By Lisa Donovan
The Chicago Sun-Times
CHICAGO — Taxpayers will pay the bulk of a $55 million settlement with Cook County Jail inmates who won a federal lawsuit over illegal strip-searching practices.
Cook County commissioners approved the settlement Tuesday. It includes $45 million from the county’s coffers and another $10 million covered by the county’s insurance.
According to county records, as many as 400,000 inmates could step forward to claim a piece of the settlement.
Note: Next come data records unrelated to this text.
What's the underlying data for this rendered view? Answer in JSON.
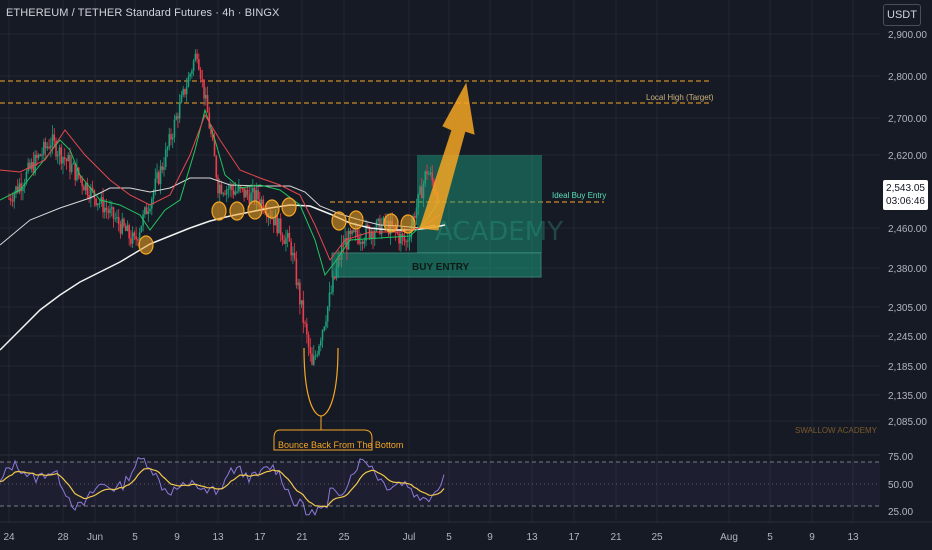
{
  "header": {
    "title": "ETHEREUM / TETHER Standard Futures · 4h · BINGX",
    "currency_button": "USDT"
  },
  "current_price": {
    "price": "2,543.05",
    "countdown": "03:06:46"
  },
  "colors": {
    "background": "#161a25",
    "grid": "#232734",
    "bull_candle": "#1f9e7a",
    "bear_candle": "#ef3b4b",
    "ema_fast": "#22c55e",
    "ema_mid": "#e5484d",
    "ema_slow": "#f2f2f2",
    "annotation": "#f5a623",
    "box_fill": "#1aa383",
    "rsi_line": "#8b79d9",
    "rsi_ma": "#f2c84b"
  },
  "chart_data": {
    "type": "candlestick",
    "title": "ETHEREUM / TETHER Standard Futures · 4h · BINGX",
    "y_axis_ticks": [
      "2,900.00",
      "2,800.00",
      "2,700.00",
      "2,620.00",
      "2,543.05",
      "2,460.00",
      "2,380.00",
      "2,305.00",
      "2,245.00",
      "2,185.00",
      "2,135.00",
      "2,085.00"
    ],
    "x_axis_ticks": [
      "24",
      "28",
      "Jun",
      "5",
      "9",
      "13",
      "17",
      "21",
      "25",
      "Jul",
      "5",
      "9",
      "13",
      "17",
      "21",
      "25",
      "Aug",
      "5",
      "9",
      "13"
    ],
    "approx_price_path": [
      {
        "date": "May 24",
        "price": 2530
      },
      {
        "date": "May 28",
        "price": 2650
      },
      {
        "date": "Jun 1",
        "price": 2540
      },
      {
        "date": "Jun 5",
        "price": 2430
      },
      {
        "date": "Jun 8",
        "price": 2620
      },
      {
        "date": "Jun 11",
        "price": 2860
      },
      {
        "date": "Jun 13",
        "price": 2560
      },
      {
        "date": "Jun 17",
        "price": 2530
      },
      {
        "date": "Jun 20",
        "price": 2420
      },
      {
        "date": "Jun 22",
        "price": 2180
      },
      {
        "date": "Jun 25",
        "price": 2430
      },
      {
        "date": "Jun 29",
        "price": 2470
      },
      {
        "date": "Jul 1",
        "price": 2430
      },
      {
        "date": "Jul 3",
        "price": 2590
      },
      {
        "date": "Jul 4",
        "price": 2543
      }
    ],
    "levels": [
      {
        "label": "Local High (Target)",
        "upper": 2790,
        "lower": 2745
      },
      {
        "label": "Ideal Buy Entry",
        "price": 2520
      }
    ],
    "zones": [
      {
        "label": "BUY ENTRY",
        "from": 2390,
        "to": 2425
      },
      {
        "label": "",
        "from": 2430,
        "to": 2590
      }
    ],
    "annotations": [
      "Local High (Target)",
      "Ideal Buy Entry",
      "BUY ENTRY",
      "SWALLOW ACADEMY",
      "Bounce Back From The Bottom"
    ],
    "watermark": "ACADEMY",
    "rsi": {
      "ticks": [
        "75.00",
        "50.00",
        "25.00"
      ],
      "upper": 70,
      "lower": 30,
      "last": 62
    }
  }
}
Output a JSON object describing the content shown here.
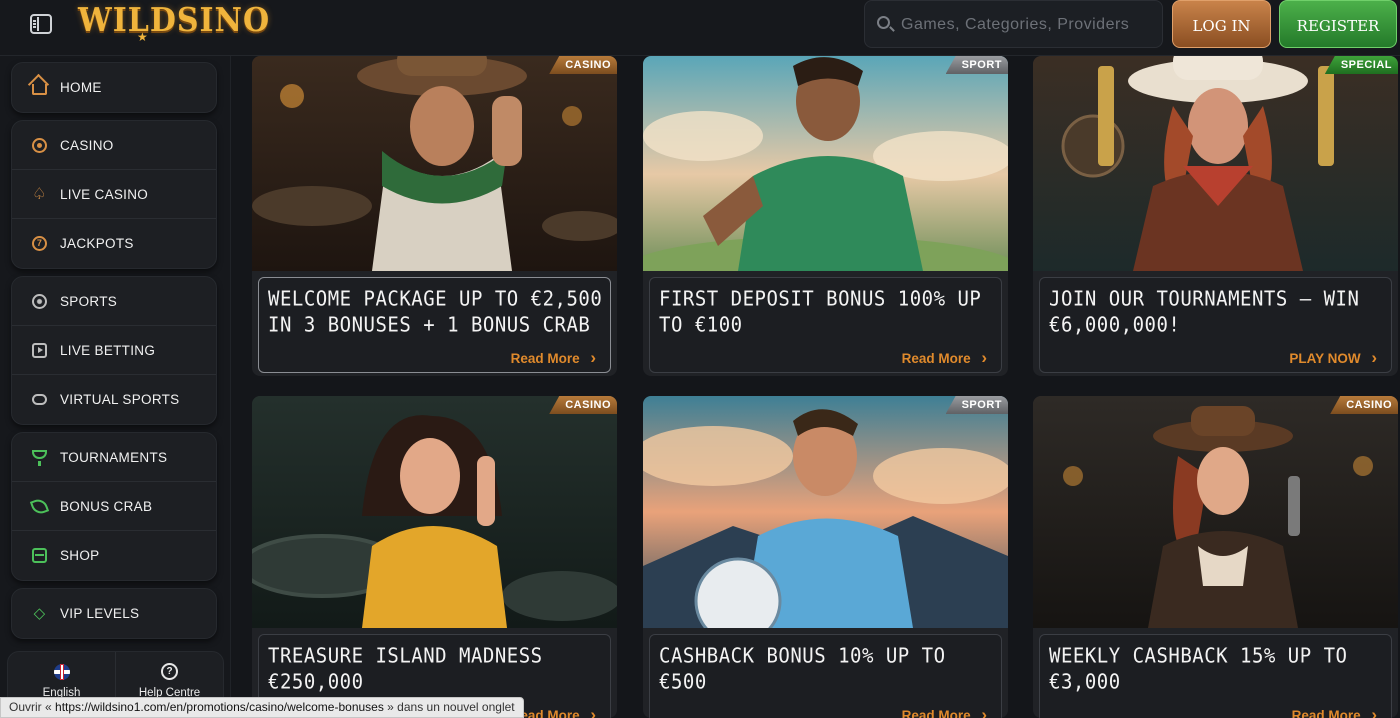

County officials said payouts for each individual could hover around the $1,000 mark.
While the $55 million is expected to be approved by a federal court judge, a hearing is expected to determine the fairness of the settlement -- standard procedure in such cases, according to Cook County Assistant State’s Attorney Pat Driscoll.
In August 2009, a federal jury ruled that Cook County Jail employees broke the law in the way they conducted strip-searches of inmates between 2004 and 2009.
The jury found that the strip-searches were unconstitutional because they were discriminatory against men, that the strip-searches were used as a form of sexual degradation and that they constituted an unreasonable search.
That includes the discontinued practice of strip-searching men side by side in groups.
“This settlement puts an end to the cruel and shameful hazing that the Sheriff’s Department allowed in that jail every night,’' said Michael Kanovitz, a lawyer for the inmates who sued.
Body-scanning machines are now at the jail, which houses 10,000 inmates.
Strip-searches are now used only when there’s “significant probable cause’’ that contraband was found, a sheriff’s spokesman said.
Kanovitz said trial testimony raised questions over whether the old practices have truly been eradicated.